Namun Harpen juga tidak bisa menutupi keletihannya.
“Sampai kapan atlet harus terus mandiri seperti ini? Apakah kami harus menjual rumah dulu baru dianggap serius?” tanyanya, sinis.
Andini: Satu-satunya Perempuan, Bertarung untuk Diri dan Daerah
Di antara tiga petinju yang berangkat malam itu, satu wajah paling mencuri perhatian: Andini. Petinju muda yang telah bertarung sejak usia belasan tahun. Ia pernah terluka cukup parah di atas ring saat kejuaraan nasional 2022. Tapi dia tak menyerah. Justru luka itu jadi motivasi.

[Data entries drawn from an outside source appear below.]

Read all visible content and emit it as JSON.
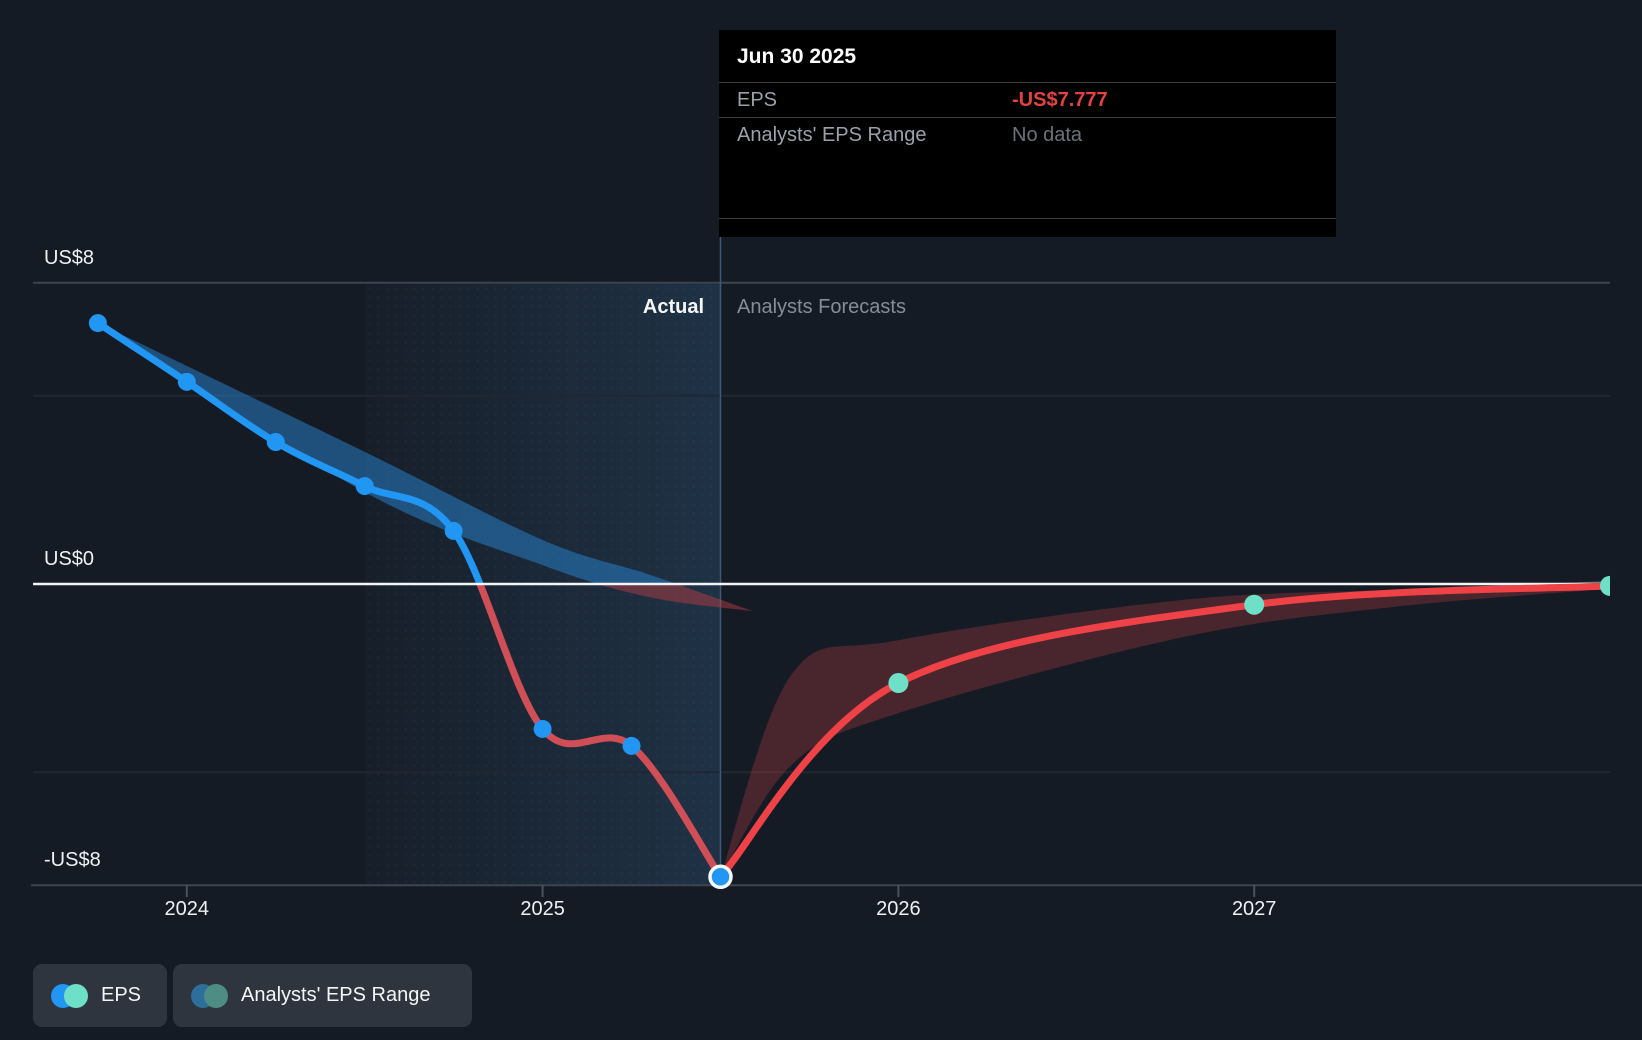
{
  "tooltip": {
    "title": "Jun 30 2025",
    "rows": [
      {
        "label": "EPS",
        "value": "-US$7.777",
        "value_color": "#e64141"
      },
      {
        "label": "Analysts' EPS Range",
        "value": "No data",
        "value_color": "#6c727b"
      }
    ]
  },
  "divider_labels": {
    "left": "Actual",
    "right": "Analysts Forecasts"
  },
  "legend": [
    {
      "label": "EPS",
      "colors": [
        "#2196f3",
        "#6fe0c8"
      ]
    },
    {
      "label": "Analysts' EPS Range",
      "colors": [
        "#2d6e9a",
        "#4e8d84"
      ]
    }
  ],
  "colors": {
    "background": "#151b24",
    "actual_line": "#2196f3",
    "actual_line_negative": "#d04f57",
    "forecast_line": "#ee4247",
    "forecast_marker": "#6fe0c8",
    "zero_line": "#f2f5f7",
    "gridline": "#3e4450",
    "gridline_faint": "#212731",
    "divider": "#3a5a78",
    "negative_value_red": "#e64141"
  },
  "chart_data": {
    "type": "line",
    "x_axis": {
      "ticks": [
        2024,
        2025,
        2026,
        2027
      ],
      "labels": [
        "2024",
        "2025",
        "2026",
        "2027"
      ]
    },
    "y_axis": {
      "ticks": [
        8,
        0,
        -8
      ],
      "labels": [
        "US$8",
        "US$0",
        "-US$8"
      ],
      "range": [
        -8,
        8
      ],
      "unlabeled_gridlines": [
        5,
        -5
      ],
      "unit": "US$ EPS"
    },
    "grid": true,
    "series": [
      {
        "name": "EPS (actual)",
        "points": [
          [
            2023.75,
            6.93
          ],
          [
            2024.0,
            5.37
          ],
          [
            2024.25,
            3.77
          ],
          [
            2024.5,
            2.6
          ],
          [
            2024.75,
            1.41
          ],
          [
            2025.0,
            -3.85
          ],
          [
            2025.25,
            -4.3
          ],
          [
            2025.5,
            -7.777
          ]
        ],
        "highlight_point": [
          2025.5,
          -7.777
        ]
      },
      {
        "name": "EPS (analysts forecast)",
        "points": [
          [
            2025.5,
            -7.777
          ],
          [
            2026.0,
            -2.63
          ],
          [
            2027.0,
            -0.55
          ],
          [
            2028.0,
            -0.05
          ]
        ],
        "marker_points": [
          [
            2026.0,
            -2.63
          ],
          [
            2027.0,
            -0.55
          ],
          [
            2028.0,
            -0.05
          ]
        ]
      }
    ],
    "bands": [
      {
        "name": "analysts-eps-range-past",
        "above_color": "rgba(41,130,205,0.52)",
        "below_color": "rgba(196,62,68,0.45)",
        "points": [
          {
            "x": 2023.75,
            "hi": 6.93,
            "lo": 6.93
          },
          {
            "x": 2024.5,
            "hi": 3.51,
            "lo": 2.44
          },
          {
            "x": 2025.0,
            "hi": 1.17,
            "lo": 0.5
          },
          {
            "x": 2025.3,
            "hi": 0.25,
            "lo": -0.35
          },
          {
            "x": 2025.59,
            "hi": -0.72,
            "lo": -0.72
          }
        ]
      },
      {
        "name": "analysts-eps-range-forecast",
        "above_color": "rgba(98,190,170,0.45)",
        "below_color": "rgba(196,62,68,0.30)",
        "points": [
          {
            "x": 2025.5,
            "hi": -7.777,
            "lo": -7.777
          },
          {
            "x": 2025.7,
            "hi": -2.4,
            "lo": -4.8
          },
          {
            "x": 2026.0,
            "hi": -1.49,
            "lo": -3.43
          },
          {
            "x": 2026.8,
            "hi": -0.42,
            "lo": -1.41
          },
          {
            "x": 2027.4,
            "hi": -0.15,
            "lo": -0.6
          },
          {
            "x": 2028.0,
            "hi": 0.08,
            "lo": -0.13
          }
        ]
      }
    ],
    "annotations": {
      "divider_x": 2025.5,
      "highlight_span_years": 1.0
    }
  }
}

“Saya ingin masuk tim nasional. Ini cita-cita saya sejak kecil,” ucapnya pelan, sambil menatap tiket pesawat di tangan.
Baginya, mengikuti Seleknas bukan sekadar ambisi pribadi, tapi bentuk balas budi pada pelatih, klub, dan kampung halaman. “Saya tahu, kami berangkat tanpa dukungan pemerintah. Tapi kami akan bertarung bukan untuk mereka. Kami bertarung untuk keluarga kami, pelatih kami, dan masyarakat Sulsel,” ujarnya.

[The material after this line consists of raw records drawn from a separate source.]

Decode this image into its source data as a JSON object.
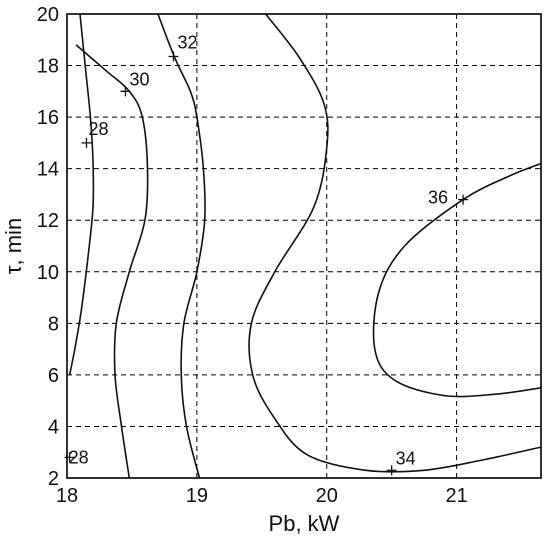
{
  "chart_data": {
    "type": "contour",
    "xlabel": "Pb, kW",
    "ylabel": "τ, min",
    "xlim": [
      18,
      21.65
    ],
    "ylim": [
      2,
      20
    ],
    "xticks": [
      18,
      19,
      20,
      21
    ],
    "yticks": [
      2,
      4,
      6,
      8,
      10,
      12,
      14,
      16,
      18,
      20
    ],
    "grid": true,
    "contours": [
      {
        "level": "28",
        "points": [
          [
            18.1,
            20
          ],
          [
            18.14,
            18
          ],
          [
            18.18,
            16
          ],
          [
            18.2,
            14.3
          ],
          [
            18.2,
            12.5
          ],
          [
            18.16,
            10.5
          ],
          [
            18.11,
            8.5
          ],
          [
            18.06,
            7
          ],
          [
            18.02,
            6
          ]
        ]
      },
      {
        "level": "30",
        "points": [
          [
            18.07,
            18.8
          ],
          [
            18.3,
            17.8
          ],
          [
            18.48,
            17
          ],
          [
            18.58,
            16
          ],
          [
            18.62,
            14
          ],
          [
            18.6,
            12
          ],
          [
            18.48,
            10
          ],
          [
            18.38,
            8
          ],
          [
            18.37,
            6
          ],
          [
            18.42,
            4
          ],
          [
            18.48,
            2
          ]
        ]
      },
      {
        "level": "32",
        "points": [
          [
            18.7,
            20
          ],
          [
            18.83,
            18.3
          ],
          [
            18.95,
            17
          ],
          [
            19.0,
            16
          ],
          [
            19.05,
            14
          ],
          [
            19.06,
            12
          ],
          [
            19.0,
            10
          ],
          [
            18.9,
            8
          ],
          [
            18.88,
            6
          ],
          [
            18.92,
            4
          ],
          [
            19.02,
            2
          ]
        ]
      },
      {
        "level": "",
        "points": [
          [
            19.53,
            20
          ],
          [
            19.79,
            18.3
          ],
          [
            19.98,
            16.5
          ],
          [
            20.0,
            14.8
          ],
          [
            19.9,
            12.5
          ],
          [
            19.6,
            10
          ],
          [
            19.42,
            8
          ],
          [
            19.43,
            6
          ],
          [
            19.6,
            4.3
          ],
          [
            19.85,
            2.9
          ],
          [
            20.3,
            2.3
          ],
          [
            20.75,
            2.3
          ],
          [
            21.2,
            2.7
          ],
          [
            21.65,
            3.2
          ]
        ]
      },
      {
        "level": "36",
        "points": [
          [
            21.65,
            14.2
          ],
          [
            21.4,
            13.7
          ],
          [
            21.05,
            12.8
          ],
          [
            20.6,
            11
          ],
          [
            20.4,
            9.2
          ],
          [
            20.37,
            7
          ],
          [
            20.52,
            5.8
          ],
          [
            20.9,
            5.2
          ],
          [
            21.3,
            5.25
          ],
          [
            21.65,
            5.5
          ]
        ]
      }
    ],
    "markers": [
      {
        "label": "28",
        "x": 18.15,
        "y": 15
      },
      {
        "label": "30",
        "x": 18.45,
        "y": 17
      },
      {
        "label": "32",
        "x": 18.82,
        "y": 18.35
      },
      {
        "label": "36",
        "x": 21.05,
        "y": 12.8
      },
      {
        "label": "34",
        "x": 20.5,
        "y": 2.3
      },
      {
        "label": "28",
        "x": 18.02,
        "y": 2.8
      }
    ]
  }
}
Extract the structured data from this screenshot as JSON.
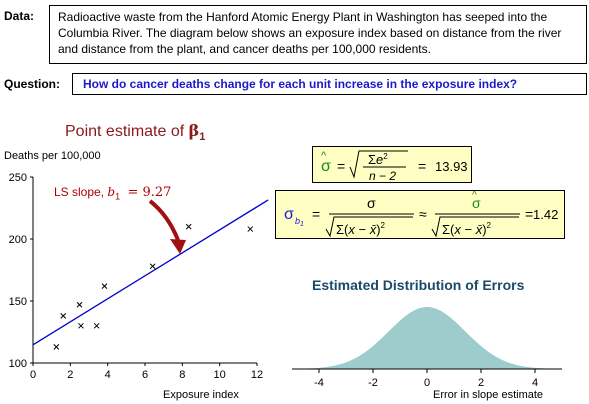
{
  "labels": {
    "data": "Data:",
    "question": "Question:"
  },
  "data_text": "Radioactive waste from the Hanford Atomic Energy Plant in Washington has seeped into the Columbia River. The diagram below shows an exposure index based on distance from the river and distance from the plant, and cancer deaths per 100,000 residents.",
  "question_text": "How  do cancer deaths change for each unit increase in the exposure index?",
  "point_estimate_title": "Point estimate of",
  "beta_symbol": "β",
  "beta_sub": "1",
  "ls_label": {
    "text": "LS slope,",
    "b": "b",
    "sub": "1",
    "value": "=  9.27"
  },
  "formulas": {
    "sigma_hat_value": "13.93",
    "sigma_b1_value": "1.42"
  },
  "colors": {
    "fit_line": "#0000cc",
    "arrow": "#a01010",
    "formula_bg": "#ffffc4",
    "density_fill": "#9ecccc"
  },
  "chart_data": [
    {
      "type": "scatter",
      "title": "",
      "ylabel": "Deaths per 100,000",
      "xlabel": "Exposure index",
      "xlim": [
        0,
        12
      ],
      "ylim": [
        100,
        250
      ],
      "xticks": [
        0,
        2,
        4,
        6,
        8,
        10,
        12
      ],
      "yticks": [
        100,
        150,
        200,
        250
      ],
      "points": [
        {
          "x": 1.25,
          "y": 113
        },
        {
          "x": 1.62,
          "y": 138
        },
        {
          "x": 2.49,
          "y": 147
        },
        {
          "x": 2.57,
          "y": 130
        },
        {
          "x": 3.41,
          "y": 130
        },
        {
          "x": 3.83,
          "y": 162
        },
        {
          "x": 6.41,
          "y": 178
        },
        {
          "x": 8.34,
          "y": 210
        },
        {
          "x": 11.64,
          "y": 208
        }
      ],
      "fit_line": {
        "intercept": 114.7,
        "slope": 9.27
      }
    },
    {
      "type": "area",
      "title": "Estimated Distribution of Errors",
      "xlabel": "Error in slope estimate",
      "ylabel": "",
      "xlim": [
        -5,
        5
      ],
      "xticks": [
        -4,
        -2,
        0,
        2,
        4
      ],
      "distribution": "normal",
      "mean": 0,
      "sd": 1.42
    }
  ]
}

Diskriminasi dalam Anggaran, Diam dalam Prestasi
Kritik yang paling keras datang ketika Harpen menyentil soal diskriminasi dalam alokasi anggaran pembinaan olahraga di Sulsel. Ia tidak menyebut langsung cabang olahraga mana yang mendapat prioritas, tapi menyiratkan bahwa tinju bukan bagian dari ‘olahraga kesayangan’ pemerintah daerah.

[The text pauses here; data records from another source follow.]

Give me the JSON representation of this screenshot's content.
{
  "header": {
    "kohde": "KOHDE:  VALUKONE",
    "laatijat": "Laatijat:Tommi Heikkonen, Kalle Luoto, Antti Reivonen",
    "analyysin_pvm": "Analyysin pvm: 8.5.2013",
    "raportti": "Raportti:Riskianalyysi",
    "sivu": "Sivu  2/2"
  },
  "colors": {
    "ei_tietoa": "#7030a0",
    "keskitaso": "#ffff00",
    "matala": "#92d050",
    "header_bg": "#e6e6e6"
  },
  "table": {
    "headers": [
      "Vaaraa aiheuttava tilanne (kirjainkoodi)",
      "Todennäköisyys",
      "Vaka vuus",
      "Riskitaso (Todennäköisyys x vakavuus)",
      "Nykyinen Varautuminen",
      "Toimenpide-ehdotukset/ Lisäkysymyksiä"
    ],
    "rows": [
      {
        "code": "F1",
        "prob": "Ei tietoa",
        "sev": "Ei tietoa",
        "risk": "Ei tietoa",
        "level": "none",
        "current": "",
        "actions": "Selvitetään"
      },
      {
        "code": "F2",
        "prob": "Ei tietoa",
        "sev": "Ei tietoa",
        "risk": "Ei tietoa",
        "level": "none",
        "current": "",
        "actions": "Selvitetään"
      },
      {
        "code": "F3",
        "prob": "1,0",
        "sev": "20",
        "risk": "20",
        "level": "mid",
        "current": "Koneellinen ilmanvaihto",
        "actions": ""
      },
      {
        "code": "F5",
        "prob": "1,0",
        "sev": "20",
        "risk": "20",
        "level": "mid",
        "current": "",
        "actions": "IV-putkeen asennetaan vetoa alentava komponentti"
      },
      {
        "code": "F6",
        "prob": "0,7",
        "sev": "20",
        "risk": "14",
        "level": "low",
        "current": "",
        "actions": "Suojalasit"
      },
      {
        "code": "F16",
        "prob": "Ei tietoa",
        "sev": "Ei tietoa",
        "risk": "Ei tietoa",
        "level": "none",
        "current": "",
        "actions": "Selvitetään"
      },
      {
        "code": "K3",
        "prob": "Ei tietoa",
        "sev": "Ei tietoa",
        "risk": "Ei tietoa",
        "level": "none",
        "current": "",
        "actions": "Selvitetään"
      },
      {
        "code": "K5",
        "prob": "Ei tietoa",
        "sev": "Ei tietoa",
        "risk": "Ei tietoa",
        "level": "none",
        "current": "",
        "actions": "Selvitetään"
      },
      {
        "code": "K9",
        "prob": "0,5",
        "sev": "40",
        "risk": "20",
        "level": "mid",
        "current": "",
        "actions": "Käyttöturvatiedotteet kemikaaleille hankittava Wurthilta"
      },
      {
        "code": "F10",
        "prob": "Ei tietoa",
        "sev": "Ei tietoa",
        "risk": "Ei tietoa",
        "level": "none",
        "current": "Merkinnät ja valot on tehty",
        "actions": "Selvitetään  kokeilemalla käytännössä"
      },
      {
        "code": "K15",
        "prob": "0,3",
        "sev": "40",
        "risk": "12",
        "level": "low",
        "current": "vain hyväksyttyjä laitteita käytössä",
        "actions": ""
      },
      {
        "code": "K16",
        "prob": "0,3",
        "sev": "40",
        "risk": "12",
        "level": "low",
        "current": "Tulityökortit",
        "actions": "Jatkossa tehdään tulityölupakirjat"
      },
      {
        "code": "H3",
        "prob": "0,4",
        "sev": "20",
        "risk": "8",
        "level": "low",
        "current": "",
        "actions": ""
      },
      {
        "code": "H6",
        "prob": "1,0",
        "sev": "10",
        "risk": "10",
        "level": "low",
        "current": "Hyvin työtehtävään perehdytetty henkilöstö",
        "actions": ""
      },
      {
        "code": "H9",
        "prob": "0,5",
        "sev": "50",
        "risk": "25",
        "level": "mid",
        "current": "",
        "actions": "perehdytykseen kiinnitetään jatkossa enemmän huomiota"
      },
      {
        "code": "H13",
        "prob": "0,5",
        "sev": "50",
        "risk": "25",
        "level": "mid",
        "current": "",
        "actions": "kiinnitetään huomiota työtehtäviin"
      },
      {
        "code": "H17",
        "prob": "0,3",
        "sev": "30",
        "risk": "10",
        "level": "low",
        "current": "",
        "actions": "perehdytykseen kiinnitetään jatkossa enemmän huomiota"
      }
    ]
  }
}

“Kalau sudah jadi juara, semua datang menepuk bahu. Tapi saat mau berangkat, semua pura-pura tidak tahu. Ini sistem yang harus kita ubah,” ujarnya.
Harpen berharap momentum SEA Games 2025 ini membuka mata banyak pihak bahwa prestasi bukan datang dari ruang rapat, melainkan dari ring latihan yang keras, peluh, dan darah.
“Kalau negara tak bisa hadir membantu, setidaknya jangan jadi penghalang,” ucapnya.